Tuesday 20 July 2010

Baby 2.0

The baby has worked out how to crawl. This means that all my daily tasks now take just a little bit longer. It is almost impossible to dress her. She gets stuck under the sofa, or disappears altogether. She yanks open the bottom drawers and starts rummaging through my bank statements.

Today while I was feeding her lunch and she was pulling faces at me and laughing, I thought about how much she has changed. She used to be a little bundle of white blankets and spiky dark hair, and at the time it seemed like it was forever, but it was only a few weeks. She used to look totally like me, but now she looks like Lynne. She is changing so fast but I’m too close to it to notice it happening.

She was trying to stand up in bath tonight.

Tuesday 13 July 2010

Yawn

Today the baby wouldn't eat her soup. She was too tired. I don't know how she could have been too tired because we both slept in, and something of the hierarchy of the household can be deduced from observing the sleeping positions of the inhabitants; baby, luxuriating across the middle of the bed; me, slipping down the crack between the wall and the mattress with a bare corner of pillow; Lynne, up and getting ready for work.

Of all the things in the baby's life, whether or not she goes to sleep is the only one over which she has any real control, so it is odd that it is the most problematic. She likes to sleep on her stomach but she has also recently discovered how to sit up from this position too. This means that when I put the sleepy baby in her cot, she immediately rolls over onto her belly, which is good, but then she pushes herself upright and cries because she can't sleep like that. It's really silly. 

She is asleep now. I got her to sleep by spooning her. We lay on the bed and I closed my eyes so she couldn't make eye contact, breathed in and out as loudly and slowly as I could, in the hope that this would be soothing, and pinned her down with one arm across her chest. She struggled for a bit, then started rubbing her eyes, then her breathing slowed, and she was gone. I then gently moved her into her cot and crept out of the room. It all took about twenty minutes. What a carry on.

Friday 2 July 2010

Someday It Will All Just Be White Noise

We went to see a nursery yesterday morning. It is just around the corner and has a free place for the baby on a Monday.
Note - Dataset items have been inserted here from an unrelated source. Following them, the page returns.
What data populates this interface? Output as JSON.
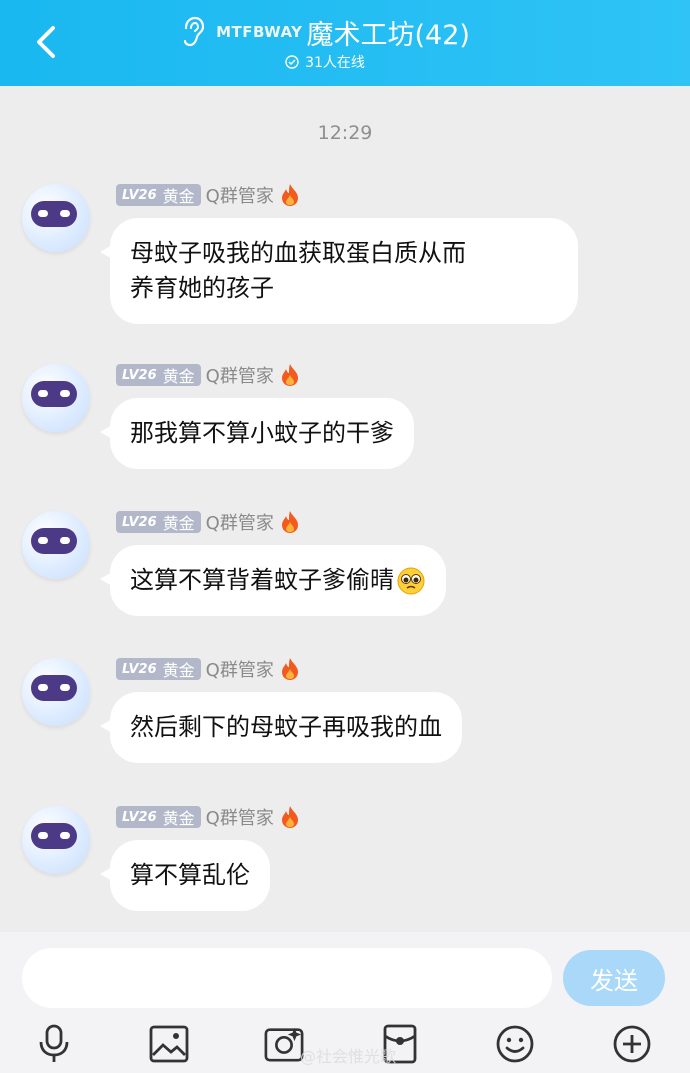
{
  "header": {
    "brand": "MTFBWAY",
    "title": "魔术工坊(42)",
    "online": "31人在线"
  },
  "time": "12:29",
  "sender": {
    "level": "LV26",
    "rank": "黄金",
    "name": "Q群管家"
  },
  "messages": [
    {
      "text_line1": "母蚊子吸我的血获取蛋白质从而",
      "text_line2": "养育她的孩子"
    },
    {
      "text_line1": "那我算不算小蚊子的干爹"
    },
    {
      "text_line1": "这算不算背着蚊子爹偷晴"
    },
    {
      "text_line1": "然后剩下的母蚊子再吸我的血"
    },
    {
      "text_line1": "算不算乱伦"
    }
  ],
  "composer": {
    "input_value": "",
    "send_label": "发送"
  },
  "watermark": "@社会惟光歌"
}
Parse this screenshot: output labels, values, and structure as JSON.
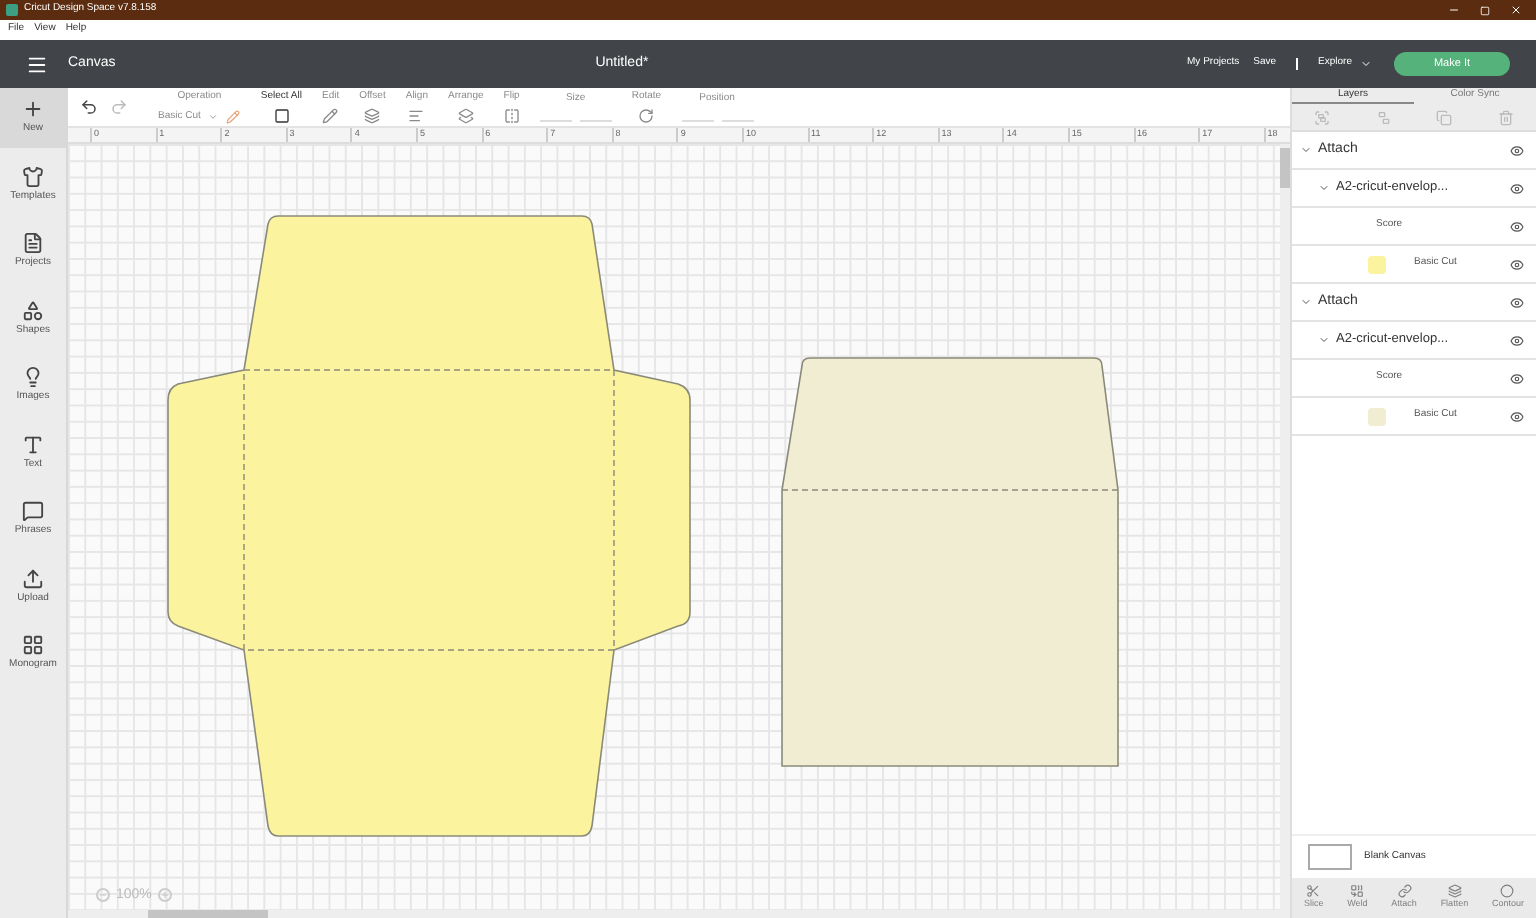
{
  "window": {
    "title": "Cricut Design Space  v7.8.158"
  },
  "menu": [
    "File",
    "View",
    "Help"
  ],
  "header": {
    "section": "Canvas",
    "document_title": "Untitled*",
    "links": [
      "My Projects",
      "Save"
    ],
    "explore": "Explore",
    "make_button": "Make It"
  },
  "sidebar": {
    "items": [
      {
        "label": "New",
        "selected": true
      },
      {
        "label": "Templates",
        "selected": false
      },
      {
        "label": "Projects",
        "selected": false
      },
      {
        "label": "Shapes",
        "selected": false
      },
      {
        "label": "Images",
        "selected": false
      },
      {
        "label": "Text",
        "selected": false
      },
      {
        "label": "Phrases",
        "selected": false
      },
      {
        "label": "Upload",
        "selected": false
      },
      {
        "label": "Monogram",
        "selected": false
      }
    ]
  },
  "toolbar": {
    "items": [
      {
        "label": "Operation",
        "kind": "dropdown",
        "value": "Basic Cut",
        "disabled": true
      },
      {
        "label": "Select All",
        "kind": "icon",
        "disabled": false
      },
      {
        "label": "Edit",
        "kind": "icon",
        "disabled": true
      },
      {
        "label": "Offset",
        "kind": "icon",
        "disabled": true
      },
      {
        "label": "Align",
        "kind": "icon",
        "disabled": true
      },
      {
        "label": "Arrange",
        "kind": "icon",
        "disabled": true
      },
      {
        "label": "Flip",
        "kind": "icon",
        "disabled": true
      },
      {
        "label": "Size",
        "kind": "size",
        "disabled": true
      },
      {
        "label": "Rotate",
        "kind": "icon",
        "disabled": true
      },
      {
        "label": "Position",
        "kind": "size",
        "disabled": true
      }
    ]
  },
  "ruler": [
    "0",
    "1",
    "2",
    "3",
    "4",
    "5",
    "6",
    "7",
    "8",
    "9",
    "10",
    "11",
    "12",
    "13",
    "14",
    "15",
    "16",
    "17",
    "18"
  ],
  "zoom": {
    "value": "100%"
  },
  "layers_panel": {
    "tabs": [
      {
        "label": "Layers",
        "selected": true
      },
      {
        "label": "Color Sync",
        "selected": false
      }
    ],
    "groups": [
      {
        "label": "Attach",
        "expanded": true,
        "children": [
          {
            "label": "A2-cricut-envelop...",
            "expanded": true,
            "children": [
              {
                "label": "Score",
                "kind": "score"
              },
              {
                "label": "Basic Cut",
                "kind": "cut",
                "color": "#fbf39e"
              }
            ]
          }
        ]
      },
      {
        "label": "Attach",
        "expanded": true,
        "children": [
          {
            "label": "A2-cricut-envelop...",
            "expanded": true,
            "children": [
              {
                "label": "Score",
                "kind": "score"
              },
              {
                "label": "Basic Cut",
                "kind": "cut",
                "color": "#f0edd2"
              }
            ]
          }
        ]
      }
    ],
    "canvas_layer": "Blank Canvas",
    "actions": [
      "Slice",
      "Weld",
      "Attach",
      "Flatten",
      "Contour"
    ]
  }
}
Handy. We read the HM Inspectorate report online, which was good, and went to see them. They seemed nice and they seemed organised, so we are going to put the baby in there.

It was raining when we left. Lynne went to work and I went to the supermarket. The baby fell asleep in her buggy. And here I made my mistake.

Since it was raining I didn’t stay out. I should have gone for coffee or something and left the baby to sleep the morning away, but no, I had to take her home and try and get her up the stairs into her cot. Of course, she woke up and spent the rest of the day screaming at me, pretty much none stop, even managing to scream between spoonfuls while she was eating her lunch.

The baby refused to have her afternoon nap, preferring to writhe about on her blanket shouting. She was so tired and angry that she her eyes had gone the baleful red of a smackhead’s little peepers.

‘Unnnng!’ she cried.
‘I know it’s ung,’ I said. ‘It’s all ung. Go to sleep.’

The bay could clearly sense that I was getting annoyed even though I was trying not to show it. Have you ever tried to pretend that things are great when they are really, really not? For hours? By the time Lynne got home my nerves were shot. I got the baby’s tea ready, handed Lynne the spoon and went out for a pint. As I left the baby grinned, grinned, at me from Lynne’s arms.

‘Don’t bother smiling at me,’ I told her. ‘Now you’ve got your mum you think everything’s cool. Well, it’s not cool at all.’

This morning she screamed at me again. It took me a while to realise that she was sitting in a big pile of poo. I thought she was just being an arsehole again. She is asleep now. Good girl.